Early this year, the MSZP, Gyurcsány's DK, Bajnai's Együtt 2014 and other satellite groups like the Social Democrats met for discussions about their coalition’s foundations. The discussion was not initiated by these new forces of the opposition, but rather by the Socialists. The very first statement to emerge from the discussion regarded the need for a new constitution - though the ink is still wet on the constitution passed in 2011 by a two-thirds majority of the current parliament.
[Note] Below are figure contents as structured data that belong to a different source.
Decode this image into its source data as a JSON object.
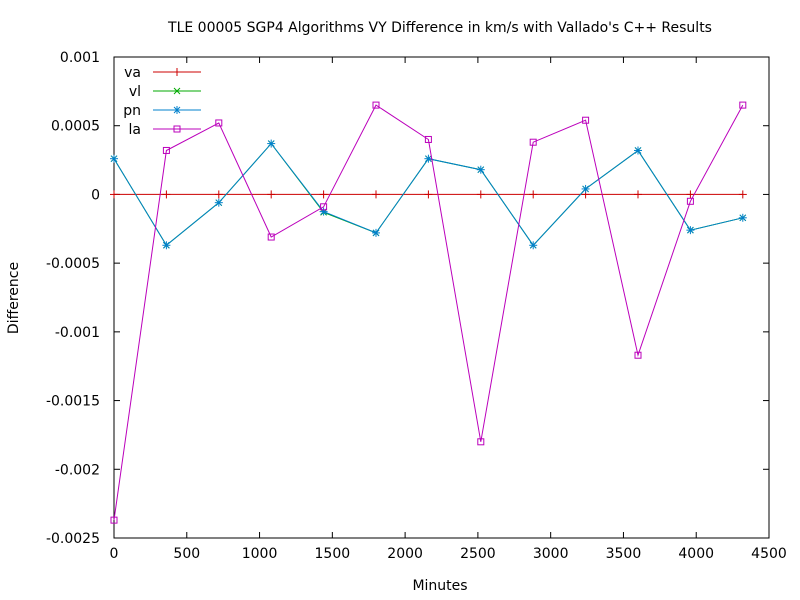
{
  "chart_data": {
    "type": "line",
    "title": "TLE 00005 SGP4 Algorithms VY Difference in km/s with Vallado's C++ Results",
    "xlabel": "Minutes",
    "ylabel": "Difference",
    "xlim": [
      0,
      4500
    ],
    "ylim": [
      -0.0025,
      0.001
    ],
    "xticks": [
      0,
      500,
      1000,
      1500,
      2000,
      2500,
      3000,
      3500,
      4000,
      4500
    ],
    "xtick_labels": [
      "0",
      "500",
      "1000",
      "1500",
      "2000",
      "2500",
      "3000",
      "3500",
      "4000",
      "4500"
    ],
    "yticks": [
      0.001,
      0.0005,
      0,
      -0.0005,
      -0.001,
      -0.0015,
      -0.002,
      -0.0025
    ],
    "ytick_labels": [
      "0.001",
      "0.0005",
      "0",
      "-0.0005",
      "-0.001",
      "-0.0015",
      "-0.002",
      "-0.0025"
    ],
    "grid": false,
    "legend_position": "top-left",
    "x": [
      0,
      360,
      720,
      1080,
      1440,
      1800,
      2160,
      2520,
      2880,
      3240,
      3600,
      3960,
      4320
    ],
    "series": [
      {
        "name": "va",
        "color": "#cc0000",
        "marker": "plus",
        "values": [
          0,
          0,
          0,
          0,
          0,
          0,
          0,
          0,
          0,
          0,
          0,
          0,
          0
        ]
      },
      {
        "name": "vl",
        "color": "#00aa00",
        "marker": "cross",
        "values": [
          0.00026,
          -0.00037,
          -6e-05,
          0.00037,
          -0.00013,
          -0.00028,
          0.00026,
          0.00018,
          -0.00037,
          4e-05,
          0.00032,
          -0.00026,
          -0.00017
        ]
      },
      {
        "name": "pn",
        "color": "#0080cc",
        "marker": "star",
        "values": [
          0.00026,
          -0.00037,
          -6e-05,
          0.00037,
          -0.000125,
          -0.00028,
          0.00026,
          0.00018,
          -0.00037,
          4e-05,
          0.00032,
          -0.00026,
          -0.00017
        ]
      },
      {
        "name": "la",
        "color": "#bb00bb",
        "marker": "square",
        "values": [
          -0.00237,
          0.00032,
          0.00052,
          -0.00031,
          -9e-05,
          0.00065,
          0.0004,
          -0.0018,
          0.00038,
          0.00054,
          -0.00117,
          -5e-05,
          0.00065
        ]
      }
    ]
  }
}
Even if one enjoys watching the ideological sparring or the pas de deux of ambitious political players, it would seem safe to say that political newcomers and the faded dreams of political dinosaurs are not wildly popular – particularly in light of the current constitution’s recent passage by a stable government with a constitutional majority. The idea of a new constitution following a new constitution by mere months is unrealistic. So is the promise that the Left’s hypothetical future majority will graciously invite the Right to formulate a new text for a new constitution.
Participants in the new opposition coalition’s discussions reported a positive, amicable atmosphere – though that was probably not due only to the soothing exercise of collective daydreaming. It may have had something to do with all the familiar faces from Socialist circles and even family! Együtt 2014 delegated Péter Bárándy, a former minister of justice in the Socialist Government of Péter Medgyessy. Meanwhile, the Socialists delegated his son, Gergely Bárándy, to the discussions. Tibor Szanyi, a talkative and usually straightforward representative of MSZP wrote on Facebook: "I see these ’reconciliations‘, it is exciting that almost every participant comes from the MSZP kennel. Sometimes the atmosphere is even 'familial'...;)"
What else could we add? In the coming weeks, Socialist and post-Socialist politicians will discuss the different topics of their possible cooperation –– in a familiar, or perhaps familial, way. After all the pledges and promises, the new opposition turns to out to be the same old, same old.